Чтобы определить, какая разница между той и нашей паузой, мы должны учиться в кинематографе. Я уже говорил в ГВЫРМе и ГВЫТМе, что лучший экзамен системе Станиславского и нашей мы производили на съемке, когда Жданова снималась у меня в «Сильном человеке»[ccii]. Она тянула канитель игры в плане переживания. Пока она, как в жизни, дожидалась нужной эмоции, оператор провертывал все отпущенное количество метров. На сцену мы отпускали, положим, 15 метров. Она выходила, он начинал вертеть, на 16‑м метре говорил: «Я кончил», а она: «Я еще не начинала». «Нет, уж благоволите начинать, как только я приступаю к съемке». Второй пример принес мне мой собеседник по вопросам искусства — Злобин. «Я, — говорит, — наряду с другими, пошел в кино на пробу, кто лучше играет; шансы, думаю, есть, что меня примут. Мне режиссер сказал, что я переигрываю». Он захватывает игру в свои руки, при этом неорганизованно пользуется волнением, которое его захлестывает, а надо организованно начинать, — к черту волнение.

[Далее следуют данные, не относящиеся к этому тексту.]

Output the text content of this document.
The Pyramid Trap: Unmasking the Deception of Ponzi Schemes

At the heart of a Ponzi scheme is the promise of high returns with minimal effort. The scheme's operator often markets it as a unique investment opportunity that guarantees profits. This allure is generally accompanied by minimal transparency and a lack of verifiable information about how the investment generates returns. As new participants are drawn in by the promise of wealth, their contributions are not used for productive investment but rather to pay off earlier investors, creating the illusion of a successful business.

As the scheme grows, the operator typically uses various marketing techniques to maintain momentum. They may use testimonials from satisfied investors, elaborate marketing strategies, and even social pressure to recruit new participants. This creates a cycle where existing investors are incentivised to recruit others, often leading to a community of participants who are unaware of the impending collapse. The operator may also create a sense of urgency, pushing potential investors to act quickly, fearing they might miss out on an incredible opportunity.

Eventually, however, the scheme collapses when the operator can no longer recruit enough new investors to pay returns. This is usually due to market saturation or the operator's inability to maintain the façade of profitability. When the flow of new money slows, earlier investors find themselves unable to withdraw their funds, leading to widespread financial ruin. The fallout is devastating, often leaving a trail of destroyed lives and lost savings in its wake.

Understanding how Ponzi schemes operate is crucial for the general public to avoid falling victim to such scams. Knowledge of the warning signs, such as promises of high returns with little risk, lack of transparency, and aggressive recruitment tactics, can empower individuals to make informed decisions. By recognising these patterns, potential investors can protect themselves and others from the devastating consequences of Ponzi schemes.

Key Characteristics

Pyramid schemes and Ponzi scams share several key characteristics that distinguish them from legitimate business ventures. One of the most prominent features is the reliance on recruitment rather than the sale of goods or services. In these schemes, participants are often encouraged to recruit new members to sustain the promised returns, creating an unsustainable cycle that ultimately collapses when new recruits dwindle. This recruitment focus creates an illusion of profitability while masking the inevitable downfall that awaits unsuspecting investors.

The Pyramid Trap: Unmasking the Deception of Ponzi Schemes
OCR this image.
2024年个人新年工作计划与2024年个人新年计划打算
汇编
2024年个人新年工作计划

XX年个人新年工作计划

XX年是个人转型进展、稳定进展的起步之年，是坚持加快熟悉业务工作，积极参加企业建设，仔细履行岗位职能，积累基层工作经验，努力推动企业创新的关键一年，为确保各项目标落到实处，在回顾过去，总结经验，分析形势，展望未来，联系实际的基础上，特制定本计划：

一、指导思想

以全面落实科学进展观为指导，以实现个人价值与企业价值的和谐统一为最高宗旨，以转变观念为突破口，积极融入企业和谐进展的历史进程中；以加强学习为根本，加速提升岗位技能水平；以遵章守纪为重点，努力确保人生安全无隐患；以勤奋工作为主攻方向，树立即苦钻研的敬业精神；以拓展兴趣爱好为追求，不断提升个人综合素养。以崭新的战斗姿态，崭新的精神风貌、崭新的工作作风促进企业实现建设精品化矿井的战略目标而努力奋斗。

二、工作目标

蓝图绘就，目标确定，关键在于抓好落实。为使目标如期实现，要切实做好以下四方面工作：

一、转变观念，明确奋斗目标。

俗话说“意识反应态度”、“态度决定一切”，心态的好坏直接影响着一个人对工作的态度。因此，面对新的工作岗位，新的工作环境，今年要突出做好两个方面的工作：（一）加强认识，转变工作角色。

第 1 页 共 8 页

Надо руководить собой с превеликим {91} спокойствием, скорее недоиграть, чем переиграть. Пленка — она чувствительная, подмигнешь глазом — она уже схватила; не надо слез — сам свет, свет в кинематографе, великолепно конденсированный, всегда в кулаке, вывезет. Ничего лишнего, тут самое незначительное, на одном квадратике подмигнувший глазок, капля вазелина, со светом да с музыкой (а музыка всегда в кинематографе), дадут такой эффект, что незачем надсаживаться либо пользоваться переживанием, которое опрокинет всю игру. Когда такой организатор, как там, когда я положил руку на сердце, а поет за меня Лист, — за каким чертом стараться? А вот отмените музыку, как это случилось в МХАТ, когда надо затем преодолеть момент световой… Ведь в МХАТ, когда по пьесе темнота, давали темноту. Я помню, давно еще, говорил с Сапуновым: «Давай, Сапунов, когда надо показать ночь на сцене, дадим полный свет». Японцы так и делают. Когда японец хочет показать, что на сцене изображается что-то такое кровавое, он приносит и раскладывает на сцене кусок красной материи, с помощью которой и вызывает нужную ассоциацию. Когда плохой монтаж света, нет музыки, приходится заполнять паузы паузами эмоциональными, отсюда всяческое переживание, внутреннее потение, пятый палец на мизинец[cciii] и т. п.

Посмотреть Гарольда Ллойда и Чаплина, а потом Игоря Ильинского — мы сразу видим разницу в игре, благодаря которой Ильинский проваливается, не дает того, что мог бы. Я не виню Ильинского, он попал к Желябужскому, который ничего не понимает в актере[cciv]. Игра света, диафрагма, чередование резких переходов, то наверх навел, то вниз — это его дело, то есть как раз то, что не нужно, что от лукавого. Он не понимает актера и заставляет Ильинского играть, педалируя там, где мимическая игра, где достаточно подмаргивания; заставляет подать максимум того, что есть у него в запасе, как у комического актера, максимум педалей, отсюда оплошная патология.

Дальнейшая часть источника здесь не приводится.